Appearing fourth on the list, Marx and Engels's "The Communist Manifesto" is sure to raise some eyebrows. Its popularity makes a certain amount of sense, given that it may be the most well-known critique of the capitalist system we all know and love. But that's not likely to comfort anyone who's convinced the nation's universities are breeding grounds for bearded Marxist extremism.
The Ivy League list is considerably different, however. Plato's "Republic" is the top book there, with Samuel Huntington's "Clash of Civilizations" coming in a close second. "The Elements of Style" makes an appearance, as do poli-sci classics "Leviathan" and "The Prince." Martin Luther King's "Letter from a Birmingham Jail" comes it at No. 8 in the Ivy Leagues.
Overall, the Ivy League list is heavily skewed toward political philosophy and thought -- the only book on the list that doesn't fall under this category is Strunk and White's "Elements of Style."
The Explorer lets you filter by subject area, too. Here's how the Ivies compare with everywhere else in English courses.
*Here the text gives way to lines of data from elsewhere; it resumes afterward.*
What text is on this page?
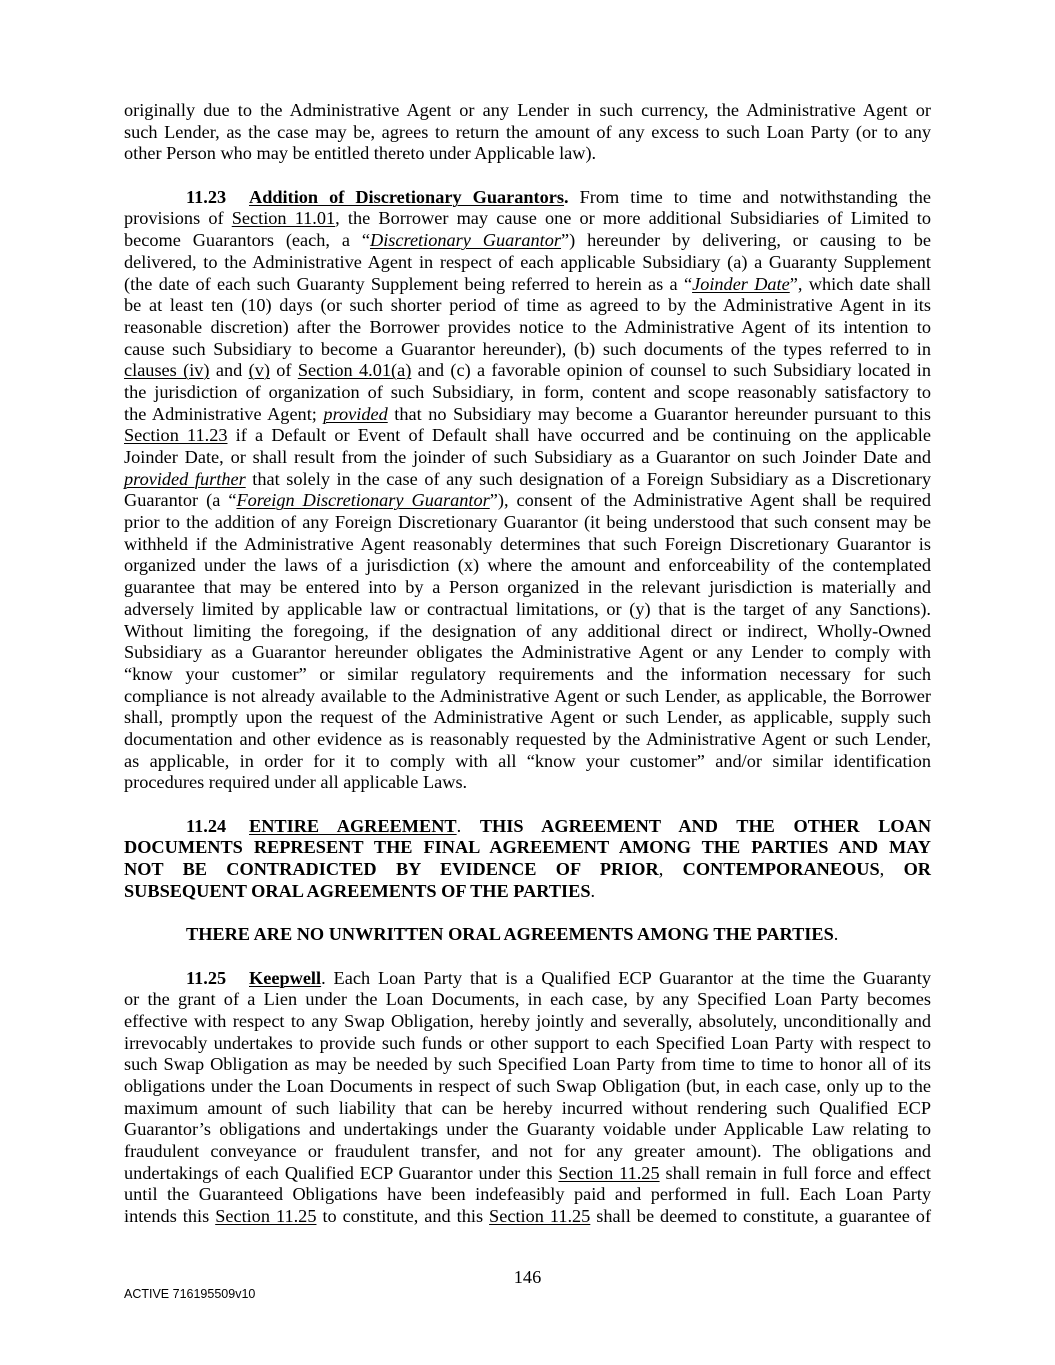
originally due to the Administrative Agent or any Lender in such currency, the Administrative Agent or
such Lender, as the case may be, agrees to return the amount of any excess to such Loan Party (or to any
other Person who may be entitled thereto under Applicable law).
11.23 Addition of Discretionary Guarantors. From time to time and notwithstanding the
provisions of Section 11.01, the Borrower may cause one or more additional Subsidiaries of Limited to
become Guarantors (each, a “Discretionary Guarantor”) hereunder by delivering, or causing to be
delivered, to the Administrative Agent in respect of each applicable Subsidiary (a) a Guaranty Supplement
(the date of each such Guaranty Supplement being referred to herein as a “Joinder Date”, which date shall
be at least ten (10) days (or such shorter period of time as agreed to by the Administrative Agent in its
reasonable discretion) after the Borrower provides notice to the Administrative Agent of its intention to
cause such Subsidiary to become a Guarantor hereunder), (b) such documents of the types referred to in
clauses (iv) and (v) of Section 4.01(a) and (c) a favorable opinion of counsel to such Subsidiary located in
the jurisdiction of organization of such Subsidiary, in form, content and scope reasonably satisfactory to
the Administrative Agent; provided that no Subsidiary may become a Guarantor hereunder pursuant to this
Section 11.23 if a Default or Event of Default shall have occurred and be continuing on the applicable
Joinder Date, or shall result from the joinder of such Subsidiary as a Guarantor on such Joinder Date and
provided further that solely in the case of any such designation of a Foreign Subsidiary as a Discretionary
Guarantor (a “Foreign Discretionary Guarantor”), consent of the Administrative Agent shall be required
prior to the addition of any Foreign Discretionary Guarantor (it being understood that such consent may be
withheld if the Administrative Agent reasonably determines that such Foreign Discretionary Guarantor is
organized under the laws of a jurisdiction (x) where the amount and enforceability of the contemplated
guarantee that may be entered into by a Person organized in the relevant jurisdiction is materially and
adversely limited by applicable law or contractual limitations, or (y) that is the target of any Sanctions).
Without limiting the foregoing, if the designation of any additional direct or indirect, Wholly-Owned
Subsidiary as a Guarantor hereunder obligates the Administrative Agent or any Lender to comply with
“know your customer” or similar regulatory requirements and the information necessary for such
compliance is not already available to the Administrative Agent or such Lender, as applicable, the Borrower
shall, promptly upon the request of the Administrative Agent or such Lender, as applicable, supply such
documentation and other evidence as is reasonably requested by the Administrative Agent or such Lender,
as applicable, in order for it to comply with all “know your customer” and/or similar identification
procedures required under all applicable Laws.
11.24 ENTIRE AGREEMENT. THIS AGREEMENT AND THE OTHER LOAN
DOCUMENTS REPRESENT THE FINAL AGREEMENT AMONG THE PARTIES AND MAY
NOT BE CONTRADICTED BY EVIDENCE OF PRIOR, CONTEMPORANEOUS, OR
SUBSEQUENT ORAL AGREEMENTS OF THE PARTIES.
THERE ARE NO UNWRITTEN ORAL AGREEMENTS AMONG THE PARTIES.
11.25 Keepwell. Each Loan Party that is a Qualified ECP Guarantor at the time the Guaranty
or the grant of a Lien under the Loan Documents, in each case, by any Specified Loan Party becomes
effective with respect to any Swap Obligation, hereby jointly and severally, absolutely, unconditionally and
irrevocably undertakes to provide such funds or other support to each Specified Loan Party with respect to
such Swap Obligation as may be needed by such Specified Loan Party from time to time to honor all of its
obligations under the Loan Documents in respect of such Swap Obligation (but, in each case, only up to the
maximum amount of such liability that can be hereby incurred without rendering such Qualified ECP
Guarantor’s obligations and undertakings under the Guaranty voidable under Applicable Law relating to
fraudulent conveyance or fraudulent transfer, and not for any greater amount). The obligations and
undertakings of each Qualified ECP Guarantor under this Section 11.25 shall remain in full force and effect
until the Guaranteed Obligations have been indefeasibly paid and performed in full. Each Loan Party
intends this Section 11.25 to constitute, and this Section 11.25 shall be deemed to constitute, a guarantee of
146
ACTIVE 716195509v10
There's a little more agreement here, with five books in common across the two lists. The No. 1 work of fiction taught at American schools is Mary Wollstonecraft Shelley's "Frankenstein." At the Ivies, on the other hand, Chaucer's "Canterbury Tales" are No. 1 (raise your hand if you still bear psychological scars for having to memorize Middle English verse during your formative years).
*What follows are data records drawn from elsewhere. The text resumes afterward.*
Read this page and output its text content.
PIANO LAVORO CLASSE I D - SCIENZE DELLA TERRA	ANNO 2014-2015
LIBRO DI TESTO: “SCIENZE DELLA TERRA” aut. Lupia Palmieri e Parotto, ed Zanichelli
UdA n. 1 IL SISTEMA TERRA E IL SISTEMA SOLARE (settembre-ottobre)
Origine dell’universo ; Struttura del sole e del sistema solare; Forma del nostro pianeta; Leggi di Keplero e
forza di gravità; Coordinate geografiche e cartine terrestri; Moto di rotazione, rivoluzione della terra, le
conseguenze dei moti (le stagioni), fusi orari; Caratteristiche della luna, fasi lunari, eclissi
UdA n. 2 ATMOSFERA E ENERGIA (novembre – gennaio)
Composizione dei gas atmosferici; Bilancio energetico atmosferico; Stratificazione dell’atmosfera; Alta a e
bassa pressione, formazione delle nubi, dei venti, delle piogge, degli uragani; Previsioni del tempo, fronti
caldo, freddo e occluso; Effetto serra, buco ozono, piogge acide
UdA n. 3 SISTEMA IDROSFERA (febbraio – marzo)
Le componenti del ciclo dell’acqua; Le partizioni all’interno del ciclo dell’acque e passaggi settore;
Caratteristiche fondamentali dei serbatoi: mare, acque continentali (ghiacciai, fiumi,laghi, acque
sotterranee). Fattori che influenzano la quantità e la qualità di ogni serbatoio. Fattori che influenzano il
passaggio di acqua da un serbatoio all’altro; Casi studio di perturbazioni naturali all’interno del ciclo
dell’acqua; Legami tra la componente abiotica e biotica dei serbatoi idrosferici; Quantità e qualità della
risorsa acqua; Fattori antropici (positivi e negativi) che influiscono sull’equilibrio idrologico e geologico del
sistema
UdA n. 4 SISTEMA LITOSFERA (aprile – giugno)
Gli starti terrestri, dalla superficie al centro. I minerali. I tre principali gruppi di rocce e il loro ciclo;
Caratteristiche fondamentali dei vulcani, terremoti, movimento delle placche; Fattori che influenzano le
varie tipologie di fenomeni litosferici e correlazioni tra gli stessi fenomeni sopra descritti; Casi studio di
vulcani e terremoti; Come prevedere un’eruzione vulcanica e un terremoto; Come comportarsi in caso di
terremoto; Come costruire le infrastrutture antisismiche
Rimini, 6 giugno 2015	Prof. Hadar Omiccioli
Milton's "Paradise Lost" is universally assigned, as are Conrad's "Heart of Darkness" and Shakespeare's "Hamlet." But across all schools, works by American authors (T.S. Eliot's "Love Song of J. Alfred Prufrock," Charlotte Gilman's "The Yellow Wallpaper") are more commonly assigned than at the Ivies, where British authors are more prominent.
The Explorer also lets you filter only by colleges and universities in a given state. Here, for instance, is a map of the most-frequently assigned college course book in each state. The text is tiny, so click on the image to enlarge it if you need to.
"The Elements of Style" is the No. 1 college book in 13 states. "The Communist Manifesto" is also popular, showing up as No. 1 in six states. But there's a lot of variety otherwise. In Delaware, for instance, the top college book is a computer programming textbook. In Alabama, physics is king. Alaska appears to be a breeding ground for future petroleum engineers, while students in Nevada get a firm grounding in how numbers can be deceiving.
The folks who built the Open Syllabus Explorer are the first to admit that their data are incomplete and likely contain a fair number of errors. They've built their list by scraping publicly-available college websites, as well as submissions from individual professors. So if a college doesn't put course syllabi on public-facing pages (see the case of Dartmouth College, above), it's not going to show up in the list.
Still, with more than 1 million syllabi in the database, it's currently the best approximation we have for what students are actually reading in college -- and for the books that are informing the leaders of tomorrow.